Desde una perspectiva legal, el caso plantea interrogantes sobre la eficacia de las sentencias en delitos de fraude que no implican violencia física directa. A pesar de haber sido arrestada previamente en Río de Janeiro y confesar sus delitos, Amanda fue liberada, lo que le permitió continuar su ciclo de engaños en otros estados brasileños como São Paulo, Minas Gerais, Rio Grande do Sul y Goiás. Este patrón de reincidencia resalta una brecha en el sistema judicial, donde la ‘no violencia’ percibida del fraude puede subestimar el profundo daño psicológico y económico infligido a las víctimas, a menudo personas de buena fe que invirtieron recursos y afecto.
Las víctimas, como Renata Magalhães y Viviane Henriques, directoras de un proyecto social, no solo sufrieron el revés emocional de la traición, sino también la presión social y el cuestionamiento de su juicio. Su experiencia, acogiendo a Amanda bajo el nombre de ‘Duda’ en 2023, evidencia cómo la victimización se extiende más allá de lo material, afectando la salud mental y la capacidad de confiar en futuras causas humanitarias.
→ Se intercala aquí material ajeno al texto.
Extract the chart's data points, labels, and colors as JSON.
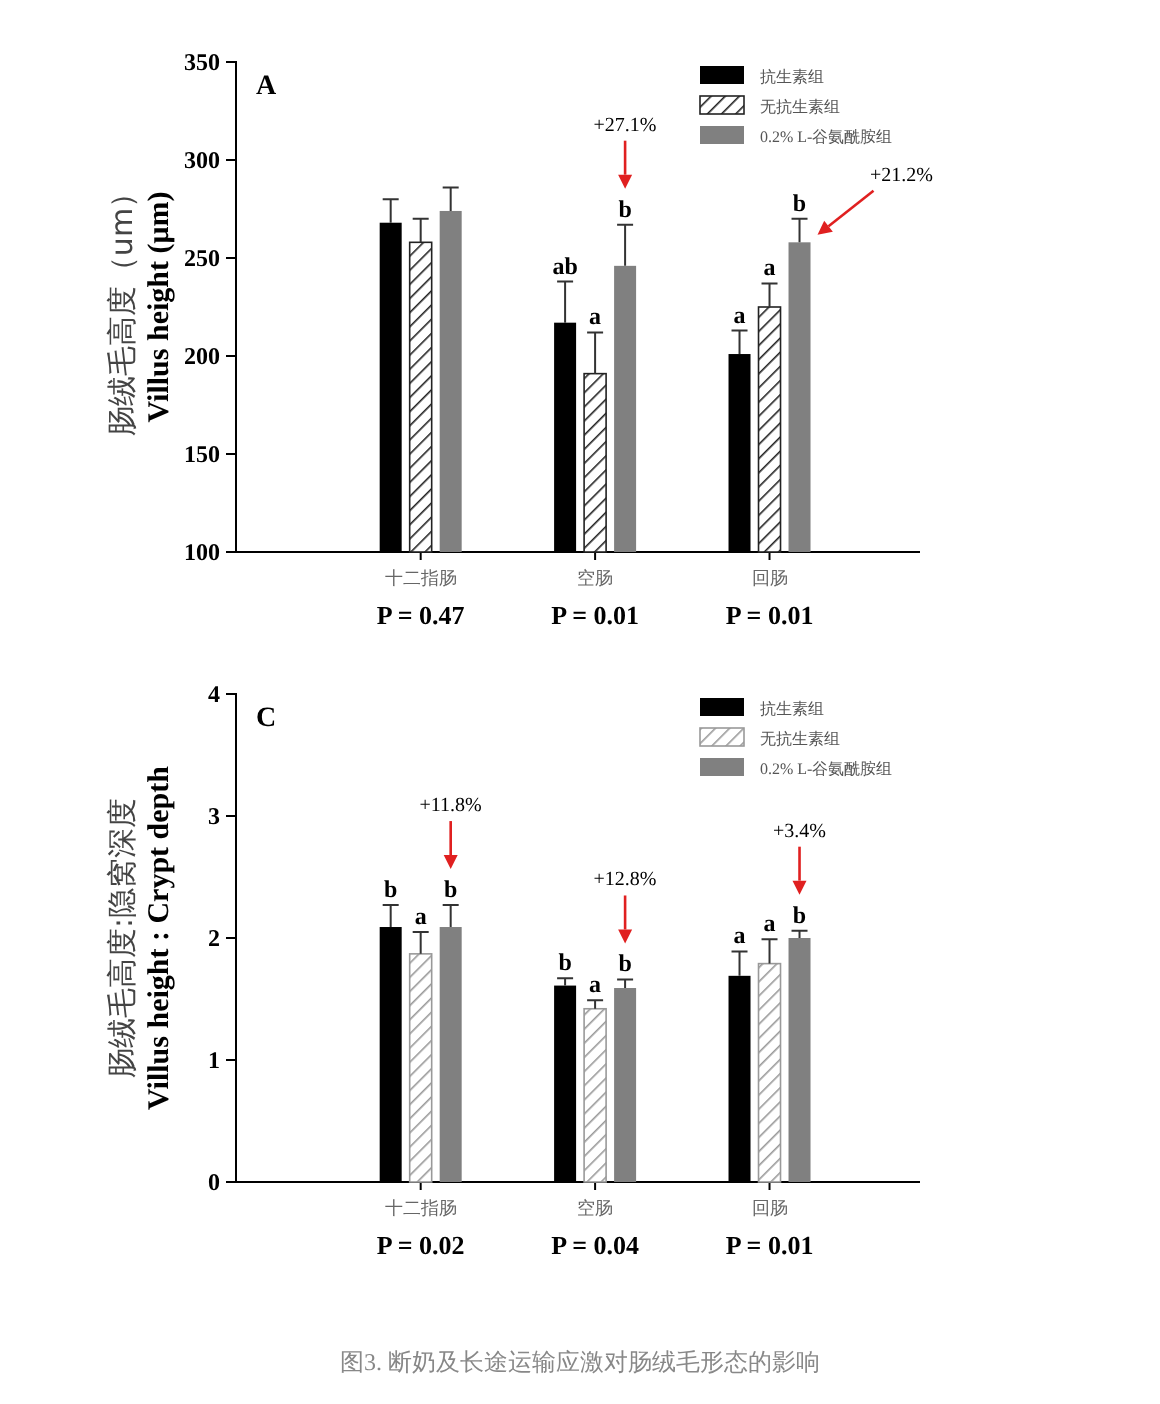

La mujer no solicitaba dinero directamente, sino que consumía recursos y tiempo, generando una dependencia emocional que agotaba a quienes intentaban socorrerla, manipulando sus vidas cotidianas y sus relaciones personales.
La investigación policial reveló pruebas contundentes de premeditación, incluyendo búsquedas en su teléfono móvil sobre ‘cómo se comporta una persona autista’ y ‘cómo hacer dibujos como si fueras víctima de abuso’. Este descubrimiento desacredita cualquier argumento de irresponsabilidad penal espontánea, sugiriendo una planificación meticulosa de su engaño. Las radiografías que supuestamente mostraban más de 200 agujas en su cuerpo, presentadas como evidencia de rituales abusivos, son otro elemento de una narrativa construida para maximizar la conmoción y la compasión, ilustrando la sofisticación de su estrategia de manipulación.
Este caso no es un incidente aislado, sino un sombrío recordatorio de los desafíos que enfrentan las sociedades contemporáneas ante la suplantación de identidad y el fraude emocional. La perpetración sistemática de Amanda Maria resalta la necesidad de fortalecer los mecanismos de verificación y, al mismo tiempo, de abordar las posibles raíces de tal comportamiento delictivo, que a menudo se encuentran en complejas patologías de la ‘Salud Mental’. Es imperativo que la justicia no solo condene la ilegalidad, sino que también explore las dimensiones psicológicas que subyacen a estas acciones, buscando soluciones que protejan a las futuras víctimas y, en su caso, ofrezcan tratamiento a los perpetradores. Este equilibrio es crucial para la prevención de futuros engaños y para salvaguardar la integridad de la acción social solidaria.